To Make a Buttered Loafe--
Take 4 quarts of milke put runnit(whatever that is) to it & whey it & hang the curd up in a cloth to dreyne for an houre or 2, then take 10 eggs & leave out 3 of the whites then take a little ginger, a pinte of ale yeast, as much fine flowre as will make it up to a loafe. When it is well baked cut it up, & butter it with sweete butter & sugar your butter must be melted & beat up with the sugar before your put it into your loafe.
The matter of keeping on hand a supply of good yeast requires good management. The preferred kind is barm, the froth that forms on the top of fermenting ale or beer.
Now I know you are going to want to go to the bakery or make some bread our modern way
She goes on to say to Take a lump of dough, about two poinds of your last making, which has been raised by barm, keep it by you in a wooden vessel, and cover it well with flour. This is your leaven; then the night before you intend to bake, put the said leaven to a peck of flour, and work them well together with warm water. Let it lye in a dry wooden vessel, well covered with a linen cloth and a blanket, and keep it in a warm place. This dough kept warm will rise again next morning, and will be sufficient to mix with two or three bushels of flour, being worked up with warm water and a little salt.
Beaten Biscuit-Take one Quart of Flour, Lard the size of a Hen's Egg, one teaspoonful of salt. Make into a moderately stiff Dough with sweet milk. Beat for half an Hour. Make out with the Hand or cut with the Biscuit Cutter. Stick with a Fork and bake in a hot oven, Yet not sufficiently hot to blister the biscuit.
Sweet Potato Buns-Boil and mash a potato, rub into it as much flour as well make it bread-- add spice and sugar to your taste, with a spoonful of yeast; when it has risen well, work in a piece of butter, bake it in small rolls, to be eaten hot with butter, either for breadfast or tea
To Make a Nice Biscuit-Rub a large spoonful of butter into a quart of risen dough, knead it well and make it into biscuit, either thick or thin:bake them quickly.

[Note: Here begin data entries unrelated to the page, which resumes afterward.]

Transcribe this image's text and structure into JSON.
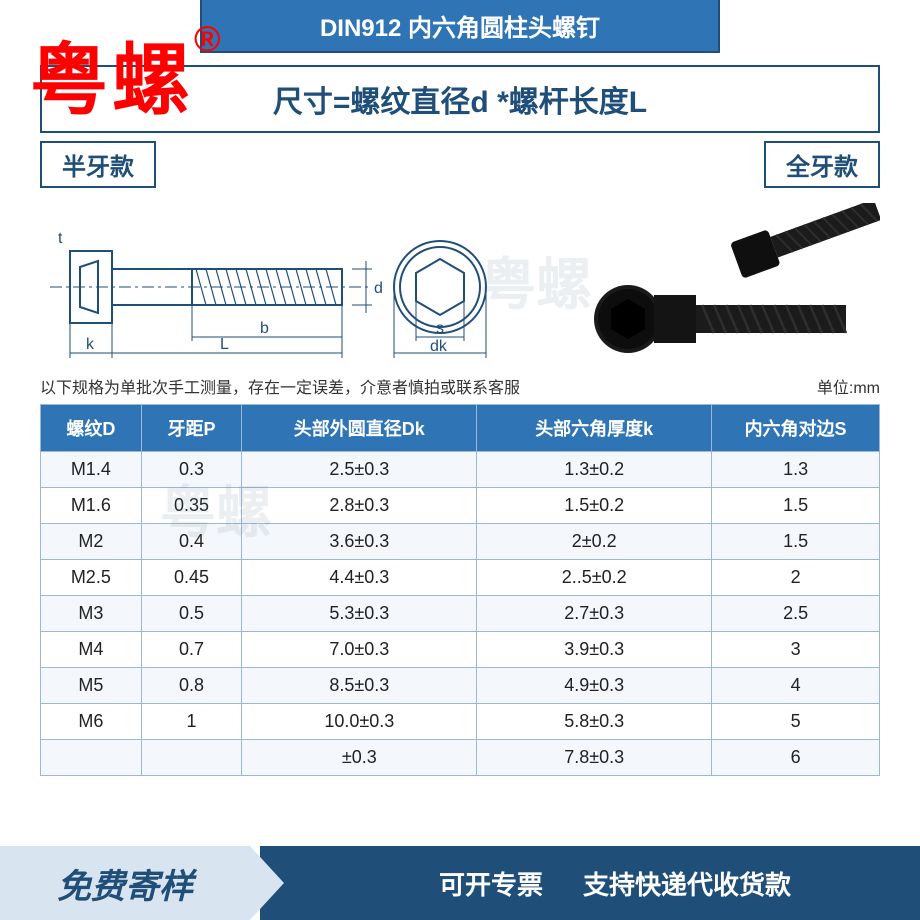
{
  "header": {
    "standard_title": "DIN912 内六角圆柱头螺钉"
  },
  "brand_watermark": "粤螺",
  "brand_symbol": "®",
  "formula": "尺寸=螺纹直径d *螺杆长度L",
  "variants": {
    "left_label": "半牙款",
    "right_label": "全牙款"
  },
  "diagram_labels": {
    "t": "t",
    "d": "d",
    "b": "b",
    "k": "k",
    "L": "L",
    "s": "s",
    "dk": "dk"
  },
  "light_watermark": "粤螺",
  "note_text": "以下规格为单批次手工测量，存在一定误差，介意者慎拍或联系客服",
  "unit_label": "单位:mm",
  "table": {
    "columns": [
      "螺纹D",
      "牙距P",
      "头部外圆直径Dk",
      "头部六角厚度k",
      "内六角对边S"
    ],
    "col_widths": [
      "12%",
      "12%",
      "28%",
      "28%",
      "20%"
    ],
    "header_bg": "#2f75b5",
    "header_fg": "#ffffff",
    "row_bg_odd": "#f4f8fc",
    "row_bg_even": "#ffffff",
    "border_color": "#9cb8d8",
    "rows": [
      [
        "M1.4",
        "0.3",
        "2.5±0.3",
        "1.3±0.2",
        "1.3"
      ],
      [
        "M1.6",
        "0.35",
        "2.8±0.3",
        "1.5±0.2",
        "1.5"
      ],
      [
        "M2",
        "0.4",
        "3.6±0.3",
        "2±0.2",
        "1.5"
      ],
      [
        "M2.5",
        "0.45",
        "4.4±0.3",
        "2..5±0.2",
        "2"
      ],
      [
        "M3",
        "0.5",
        "5.3±0.3",
        "2.7±0.3",
        "2.5"
      ],
      [
        "M4",
        "0.7",
        "7.0±0.3",
        "3.9±0.3",
        "3"
      ],
      [
        "M5",
        "0.8",
        "8.5±0.3",
        "4.9±0.3",
        "4"
      ],
      [
        "M6",
        "1",
        "10.0±0.3",
        "5.8±0.3",
        "5"
      ],
      [
        "",
        "",
        "±0.3",
        "7.8±0.3",
        "6"
      ]
    ]
  },
  "footer": {
    "left_text": "免费寄样",
    "right_text_1": "可开专票",
    "right_text_2": "支持快递代收货款",
    "left_bg": "#d8e4f0",
    "right_bg": "#1f4e78"
  },
  "colors": {
    "primary": "#2f75b5",
    "primary_dark": "#1f4e78",
    "brand_red": "#ff0000",
    "ink": "#1f4e78"
  }
}
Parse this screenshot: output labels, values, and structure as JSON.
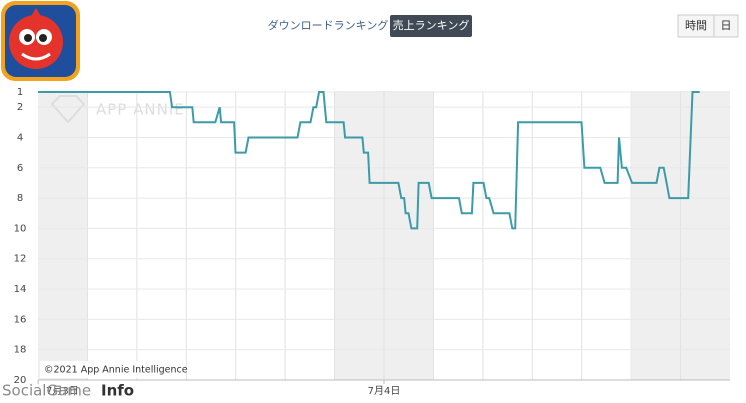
{
  "header": {
    "tabs": [
      "ダウンロードランキング",
      "売上ランキング"
    ],
    "active_tab": 1,
    "period_buttons": [
      "時間",
      "日"
    ]
  },
  "chart_data": {
    "type": "line",
    "watermark": "APP ANNIE",
    "copyright": "©2021 App Annie Intelligence",
    "x": [
      0,
      9.15,
      9.3,
      10.7,
      10.8,
      12.3,
      12.6,
      12.7,
      13.6,
      13.7,
      14.4,
      14.6,
      18.0,
      18.2,
      18.9,
      19.1,
      19.3,
      19.5,
      19.8,
      19.9,
      20.0,
      21.2,
      21.3,
      22.5,
      22.6,
      22.9,
      23.0,
      25.0,
      25.2,
      25.4,
      25.5,
      25.7,
      25.9,
      26.3,
      26.4,
      27.1,
      27.3,
      29.2,
      29.4,
      30.1,
      30.2,
      30.9,
      31.1,
      31.3,
      31.6,
      32.7,
      32.9,
      33.1,
      33.3,
      37.7,
      37.9,
      39.0,
      39.3,
      40.2,
      40.3,
      40.5,
      40.8,
      41.2,
      42.9,
      43.1,
      43.4,
      43.6,
      43.8,
      45.1,
      45.4,
      45.9
    ],
    "series": [
      {
        "name": "売上ランキング",
        "color": "#3d9ba8",
        "values": [
          1,
          1,
          2,
          2,
          3,
          3,
          2,
          3,
          3,
          5,
          5,
          4,
          4,
          3,
          3,
          2,
          2,
          1,
          1,
          2,
          3,
          3,
          4,
          4,
          5,
          5,
          7,
          7,
          8,
          8,
          9,
          9,
          10,
          10,
          7,
          7,
          8,
          8,
          9,
          9,
          7,
          7,
          8,
          8,
          9,
          9,
          10,
          10,
          3,
          3,
          6,
          6,
          7,
          7,
          4,
          6,
          6,
          7,
          7,
          6,
          6,
          7,
          8,
          8,
          1,
          1
        ]
      }
    ],
    "xlim": [
      0,
      48
    ],
    "xticks": [
      {
        "value": 0,
        "label": "7月3日"
      },
      {
        "value": 24,
        "label": "7月4日"
      }
    ],
    "ylim": [
      20,
      1
    ],
    "yticks": [
      1,
      2,
      4,
      6,
      8,
      10,
      12,
      14,
      16,
      18,
      20
    ],
    "grid": true
  },
  "footer_logo": [
    "SocialGame",
    "Info"
  ]
}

Ryaninjun-is the name of the steamed brown bread that wlways accompanies beans to New England tables. For the amusement of the cook, I have found this recipe in thyme.
Three cups of corn meal
One of rye flour;
Three cups of sweet milk,
One cup of sour:(a teaspoon of vinegar to a cup of milk will sour it)
A cup of molasses to render it sweet,
To render it sweet,
Two teaspoons of soda
Will make it complete.
Grandma is skipping their recipe for pancakes for she wants to give you hers:
I have always remembered it by thinking 2,2,2.
2 cups of floor with 2 teaspoons of baking powder and 1/2 teaspoon of salt mixed together
Then add 2 eggs first before the milk because sometimes don't want to break in milk
Then add two tablespoons of sugar and seasons you like of either cinimmon, with this honey might be a good substitute for sugar or pancakes are even good and better for you with honey on them after they are cooked with cinimmon springled on it. I is a proven fact that the two together are really good for you.
Then add 2 cups of milk and about 1/4 to 1/2 cup of oil. Fry in butter or oil or lard it does not matter. However, the art of tossing a pancake can be quite a trick. Little bubbles forming on the pancake and breaking is how you know they are ready to toss over. When at least half of those bubbles are broke and holes are left they are ready. Then just brown the other side. Molasses is a good substitute for sugar also. It was my discovery that even though pancakes are not quite as thick and formed extra milk in the batter gives them really even a better taste. We have prized the pancake making in our family.
Grandma is tired and we will have more tomorrow. Take care.